Tant d’amour, tant de foy dont vos lettres sont plaines,
Tant de feu que le tans n’a rendu moins vivant,
Et tous ces beaux discours qui m’alloient decevant,
Ne sont que des chansons et des parolles vaines.

Je ne m’en paye plus, mes travaux et mes paines
Cherchent du bien solide, au lieu d’ombre et de vant,
N’abusez donc l’espoir d’un fidelle servant :
Amour veut des effets et des preuves certaines.

Depuis quatre ans entiers vous m’appastez ainsi ;
Je vieillis cependant, vous vieillissez aussi,
Et perdons de nos ans la saison mieux aimée.

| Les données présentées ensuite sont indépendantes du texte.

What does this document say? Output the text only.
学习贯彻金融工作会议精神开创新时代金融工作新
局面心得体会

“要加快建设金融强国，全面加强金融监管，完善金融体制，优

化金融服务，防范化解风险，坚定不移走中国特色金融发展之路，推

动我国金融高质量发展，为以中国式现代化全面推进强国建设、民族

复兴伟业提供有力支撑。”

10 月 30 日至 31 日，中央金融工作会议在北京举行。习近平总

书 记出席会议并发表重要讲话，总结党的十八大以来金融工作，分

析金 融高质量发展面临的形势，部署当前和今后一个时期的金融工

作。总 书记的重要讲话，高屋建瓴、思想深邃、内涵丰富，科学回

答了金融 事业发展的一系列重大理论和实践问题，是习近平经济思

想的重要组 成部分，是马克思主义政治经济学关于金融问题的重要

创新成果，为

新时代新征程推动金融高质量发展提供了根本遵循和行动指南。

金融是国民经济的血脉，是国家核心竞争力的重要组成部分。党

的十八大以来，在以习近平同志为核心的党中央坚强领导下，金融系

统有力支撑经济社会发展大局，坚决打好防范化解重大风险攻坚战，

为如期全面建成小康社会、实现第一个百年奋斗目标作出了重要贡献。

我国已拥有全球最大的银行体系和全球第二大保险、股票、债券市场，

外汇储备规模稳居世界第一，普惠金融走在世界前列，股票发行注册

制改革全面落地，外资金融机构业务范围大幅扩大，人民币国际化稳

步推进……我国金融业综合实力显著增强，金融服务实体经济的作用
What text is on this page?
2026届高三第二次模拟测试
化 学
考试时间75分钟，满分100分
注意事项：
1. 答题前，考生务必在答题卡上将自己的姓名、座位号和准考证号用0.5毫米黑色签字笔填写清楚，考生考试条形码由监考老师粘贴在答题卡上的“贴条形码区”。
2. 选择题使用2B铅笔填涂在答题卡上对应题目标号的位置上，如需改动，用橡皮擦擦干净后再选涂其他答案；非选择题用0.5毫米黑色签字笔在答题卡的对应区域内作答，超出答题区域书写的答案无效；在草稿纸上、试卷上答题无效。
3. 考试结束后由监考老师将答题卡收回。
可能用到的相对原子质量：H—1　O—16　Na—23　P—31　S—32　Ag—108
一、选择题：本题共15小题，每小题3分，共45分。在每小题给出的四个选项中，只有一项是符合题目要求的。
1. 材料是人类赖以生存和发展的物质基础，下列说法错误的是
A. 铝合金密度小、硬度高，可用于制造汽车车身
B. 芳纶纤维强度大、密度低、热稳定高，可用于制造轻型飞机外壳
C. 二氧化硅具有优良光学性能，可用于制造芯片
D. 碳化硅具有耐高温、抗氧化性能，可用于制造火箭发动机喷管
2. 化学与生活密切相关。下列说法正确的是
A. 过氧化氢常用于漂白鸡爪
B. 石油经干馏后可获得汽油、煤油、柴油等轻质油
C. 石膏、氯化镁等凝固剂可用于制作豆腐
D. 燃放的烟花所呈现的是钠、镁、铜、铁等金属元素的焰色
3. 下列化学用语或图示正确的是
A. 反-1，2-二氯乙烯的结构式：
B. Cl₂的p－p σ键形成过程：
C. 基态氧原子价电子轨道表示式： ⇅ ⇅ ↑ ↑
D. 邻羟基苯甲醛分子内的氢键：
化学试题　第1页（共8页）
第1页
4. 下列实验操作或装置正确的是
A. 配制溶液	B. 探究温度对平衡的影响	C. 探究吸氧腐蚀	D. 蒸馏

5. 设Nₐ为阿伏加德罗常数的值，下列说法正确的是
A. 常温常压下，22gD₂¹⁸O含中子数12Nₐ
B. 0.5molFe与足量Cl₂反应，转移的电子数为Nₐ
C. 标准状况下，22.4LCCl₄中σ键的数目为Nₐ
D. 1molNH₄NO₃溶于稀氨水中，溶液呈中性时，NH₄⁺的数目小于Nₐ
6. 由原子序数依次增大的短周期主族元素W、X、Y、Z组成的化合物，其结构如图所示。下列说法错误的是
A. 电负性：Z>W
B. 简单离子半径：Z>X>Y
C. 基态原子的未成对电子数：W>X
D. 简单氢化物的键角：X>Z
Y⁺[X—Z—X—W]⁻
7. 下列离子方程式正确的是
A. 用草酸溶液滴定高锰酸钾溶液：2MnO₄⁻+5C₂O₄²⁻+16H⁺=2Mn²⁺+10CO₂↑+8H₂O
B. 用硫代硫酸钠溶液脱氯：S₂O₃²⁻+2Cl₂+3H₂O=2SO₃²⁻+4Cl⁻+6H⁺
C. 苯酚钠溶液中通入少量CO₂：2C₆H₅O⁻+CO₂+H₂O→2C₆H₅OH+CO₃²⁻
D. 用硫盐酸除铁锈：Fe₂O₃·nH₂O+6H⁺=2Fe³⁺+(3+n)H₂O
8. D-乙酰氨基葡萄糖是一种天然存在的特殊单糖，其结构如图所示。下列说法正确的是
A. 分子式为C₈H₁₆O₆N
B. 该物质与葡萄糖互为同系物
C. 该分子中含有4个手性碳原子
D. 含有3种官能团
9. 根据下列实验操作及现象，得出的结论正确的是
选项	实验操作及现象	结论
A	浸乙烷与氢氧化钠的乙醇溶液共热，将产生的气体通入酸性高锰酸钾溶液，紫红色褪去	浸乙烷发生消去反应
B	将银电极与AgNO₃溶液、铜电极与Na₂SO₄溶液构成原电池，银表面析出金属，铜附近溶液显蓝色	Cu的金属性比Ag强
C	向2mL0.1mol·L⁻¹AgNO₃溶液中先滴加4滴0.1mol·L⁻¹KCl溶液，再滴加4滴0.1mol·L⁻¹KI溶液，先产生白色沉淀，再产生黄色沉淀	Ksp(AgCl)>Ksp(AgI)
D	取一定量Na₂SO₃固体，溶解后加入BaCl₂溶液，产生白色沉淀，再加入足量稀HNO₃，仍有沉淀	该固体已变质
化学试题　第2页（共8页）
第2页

D’en taxer la fortune et les empeschemens,
C’est une foible excuse : oncques deux vrais amans
Ne trouverent pour eux de porte assez fermée.


LVII


J’ai tant souffert d’ennuis, de honte et de misere,
Depuis qu’à vos beaux yeux mon esprit s’est rendu ;
Mon âge et mon labeur j’ai si mal despendu,
Que j’en sers de risée et de fable au vulgaire.

Je veux rompre mes fers, plein de juste colere,
Et perdre heureusement l’amour qui m’a perdu.
L’eussé-je fait plus tost ! J’ai bien tard attendu,
Mais si n’est-ce pas peu de m’en pouvoir deffaire.

Loin, loin, bien loin de moy, pensers fallacieux,
Espoirs faux et trompeurs, desirs ambitieux,
Et des travaux passez souvenir trop durable.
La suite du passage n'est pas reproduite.